"O, he isn't lonely now," Pearl said, "thank you all the same—but I'm going to bring him over in the holidays, for he needs to play with boys of his own age."

"Danny better not run over him, and stand on his neck, though—he ain't used to it—the way we are," Patsy said, but was promptly advised to forget it, and let Pearl go on with the story, by Danny himself, to whom the subject was growing painful.

"His grandfather and grandmother came out when we did," Pearl said, "and they're staying at Purple Springs, and Jim and his grandfather are together all the time. Mrs. Gray—her real name is Mrs. Graham now—doesn't want her boy brought up in the city, and his grandfather is tired of the city too, so they're all living in the brown house, and every day's a picnic day."

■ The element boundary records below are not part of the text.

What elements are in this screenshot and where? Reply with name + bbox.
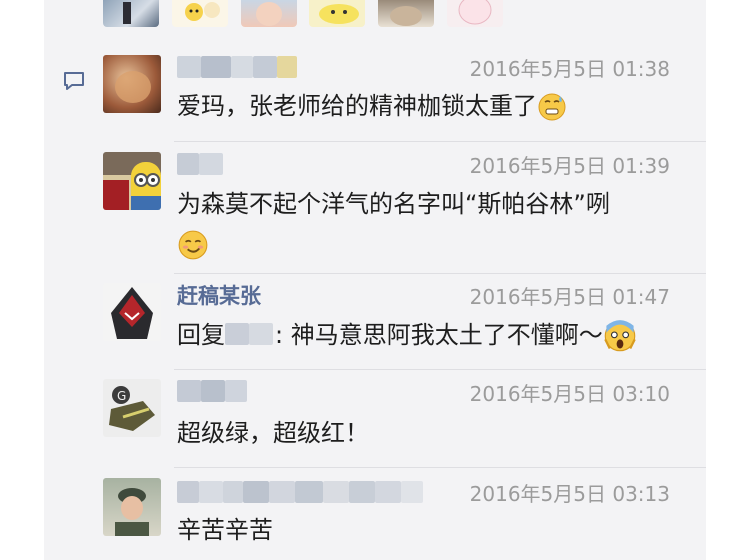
baby-photo-icon	[256, 2, 282, 26]
grimacing-sweat-emoji-icon	[538, 93, 566, 121]
comment-text: 辛苦辛苦	[177, 516, 273, 544]
comment-text: 超级绿，超级红！	[177, 419, 369, 447]
comment-timestamp: 2016年5月5日 01:39	[469, 154, 670, 178]
minion-photo-icon	[103, 162, 161, 210]
comment-body: : 神马意思阿我太土了不懂啊～	[275, 321, 603, 349]
svg-text:G: G	[117, 389, 126, 403]
divider	[174, 467, 706, 468]
divider	[174, 369, 706, 370]
person-photo-icon	[123, 2, 131, 24]
comment-body: 为森莫不起个洋气的名字叫“斯帕谷林”咧	[177, 190, 610, 218]
commenter-name-blurred[interactable]	[177, 153, 223, 175]
avatar[interactable]	[103, 283, 161, 341]
sketch-character-icon: G	[109, 386, 155, 431]
liker-avatar[interactable]	[103, 0, 159, 27]
commenter-name-blurred[interactable]	[177, 56, 297, 78]
liker-avatar[interactable]	[378, 0, 434, 27]
divider	[174, 141, 706, 142]
hooded-figure-icon	[111, 287, 153, 339]
avatar[interactable]	[103, 55, 161, 113]
comment-text: 爱玛，张老师给的精神枷锁太重了	[177, 86, 687, 126]
scream-emoji-icon	[603, 320, 636, 352]
pink-cartoon-icon	[458, 0, 492, 25]
comment-timestamp: 2016年5月5日 01:47	[469, 285, 670, 309]
liker-avatar[interactable]	[172, 0, 228, 27]
yellow-cartoon-icon	[319, 4, 359, 24]
comment-timestamp: 2016年5月5日 03:13	[469, 482, 670, 506]
person-photo-icon	[115, 488, 149, 536]
liker-avatar[interactable]	[309, 0, 365, 27]
reply-target-blurred[interactable]	[225, 323, 275, 345]
comment-timestamp: 2016年5月5日 01:38	[469, 57, 670, 81]
comment-icon	[64, 72, 84, 90]
avatar[interactable]	[103, 152, 161, 210]
comment-text: 为森莫不起个洋气的名字叫“斯帕谷林”咧	[177, 184, 687, 264]
liker-avatar[interactable]	[447, 0, 503, 27]
commenter-name-blurred[interactable]	[177, 380, 247, 402]
avatar[interactable]	[103, 478, 161, 536]
avatar[interactable]: G	[103, 379, 161, 437]
commenter-name-blurred[interactable]	[177, 481, 423, 503]
divider	[174, 273, 706, 274]
smirk-emoji-icon	[178, 230, 208, 260]
liker-avatar[interactable]	[241, 0, 297, 27]
comment-timestamp: 2016年5月5日 03:10	[469, 382, 670, 406]
commenter-name[interactable]: 赶稿某张	[177, 283, 261, 309]
pet-photo-icon	[115, 71, 151, 103]
reply-prefix: 回复	[177, 321, 225, 349]
cartoon-icon	[185, 2, 220, 21]
comment-body: 爱玛，张老师给的精神枷锁太重了	[177, 92, 537, 120]
cat-photo-icon	[390, 6, 422, 26]
comment-text: 回复 : 神马意思阿我太土了不懂啊～	[177, 315, 697, 355]
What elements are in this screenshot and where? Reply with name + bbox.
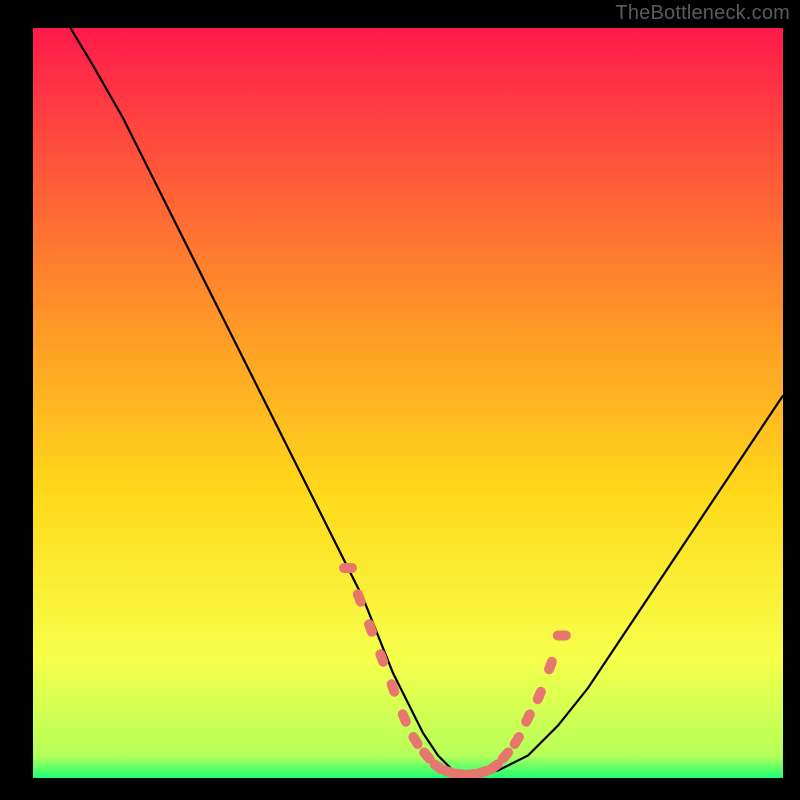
bottleneck-chart <box>33 28 783 778</box>
watermark-text: TheBottleneck.com <box>615 2 790 25</box>
highlight-dot <box>339 563 357 573</box>
gradient-background <box>33 28 783 778</box>
plot-area <box>33 28 783 778</box>
chart-frame: TheBottleneck.com <box>0 0 800 800</box>
highlight-dot <box>553 631 571 641</box>
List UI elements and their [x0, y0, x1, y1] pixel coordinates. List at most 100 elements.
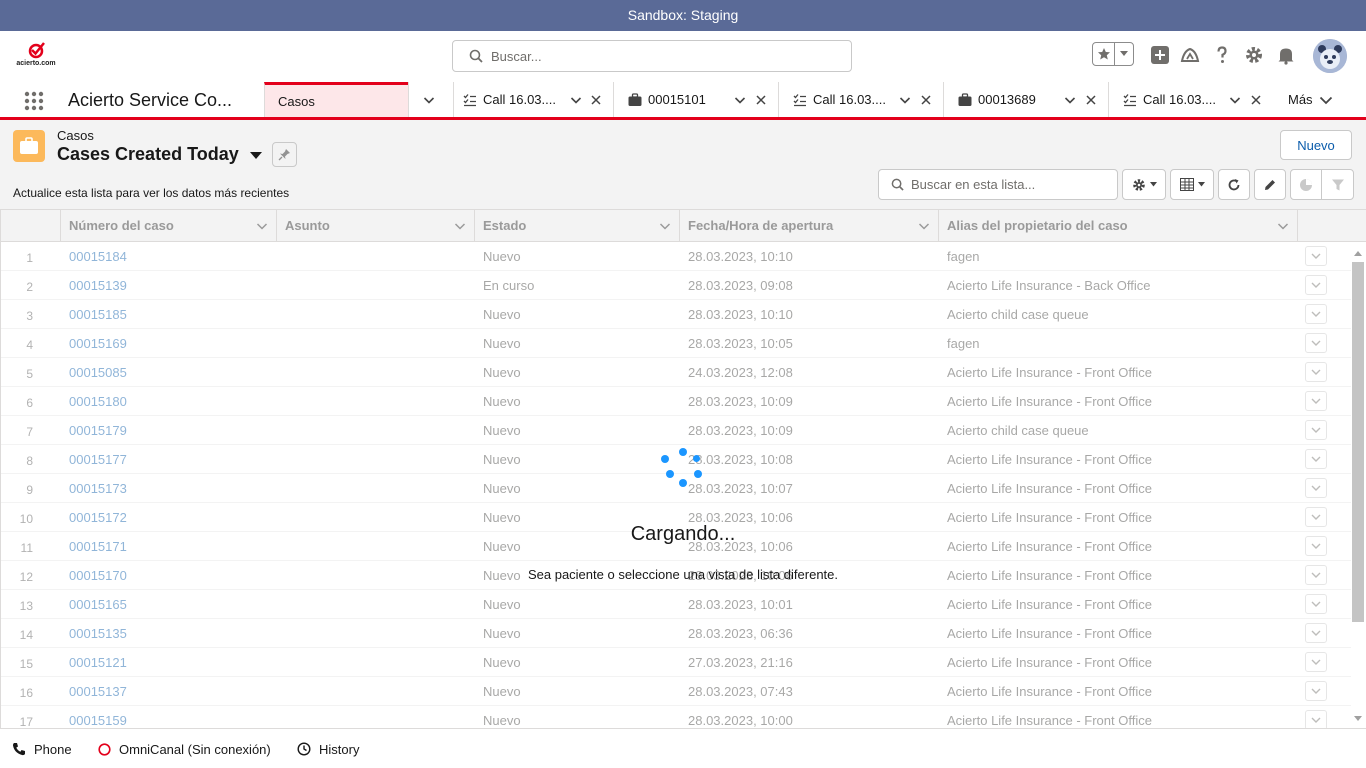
global-search-input[interactable]: [491, 41, 841, 71]
row-actions-button[interactable]: [1305, 333, 1327, 353]
list-view-picker[interactable]: Cases Created Today: [57, 144, 263, 165]
close-icon[interactable]: [591, 95, 601, 105]
case-number-link[interactable]: 00015137: [69, 684, 127, 699]
column-header-status[interactable]: Estado: [475, 210, 680, 242]
column-header-owner-alias[interactable]: Alias del propietario del caso: [939, 210, 1298, 242]
row-actions-button[interactable]: [1305, 275, 1327, 295]
star-icon: [1097, 48, 1110, 60]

"But oh! say we did have one of the grandest picnics a week after we got home from the city. On Mrs. Graham's farm there's a little stream which runs down to the river, and we got it cleaned out, and a big, long table made, and seats and all. Jim and his grandfather did the work—he was brought up on a farm, and can do anything. And the two women cooked for days, and I went round and asked every one to come to the picnic—and I told them who Mrs. Gray was, and all about it."

"Told each one in a secret, I suppose, and told them not to tell," said her father, smiling.

"I hope you rubbed it in, good and plenty," said Mary, "about them bein' so mean and full of bad thoughts."

"I did my best," said Pearl, "especially with some of them who had had so much to say, and they were keen to come, I tell you, to meet the Premier. That's what he'll always be called, too, and he sure looked that day when he sat at the head of the table, with the sunshine dappling the long table, with its salads and jellies and plates of sliced ham, and all the people sitting around kind of humble and sheepish. He wore his Prince Albert coat and his silk hat. He didn't want to—he thought it wasn't the thing for a picnic, but I held him up to it, for I didn't want the people to see him in his corduroy hunting suit. I know how impressed they would be with the fine clothes, and I was determined they should have every thrill.

"So he put on all his good clothes, even to his gray spats. I had to argue a long time to get them on him. He said they looked foppish, but I just got the button-hook and put them on him while he was arguing, and asked him who thought of this picnic anyway! and he just laughed and said he guessed he had to pass under the rod.

"And after all the people had been introduced, and the men were standing back, pretty hot and uncomfortable in their white shirts, he got up and asked every one to have a seat at the table, for he wanted to say a few words before we began to eat.

"You could have heard a leaf fall, it was so still, and then he told them all about his son, and how he didn't understand him, and never made a chum of him, and how he was so taken up with politics he forgot to be a father to his own boy. And he told about his son's marriage, and the whole story, right up to the time I went to see him in the city."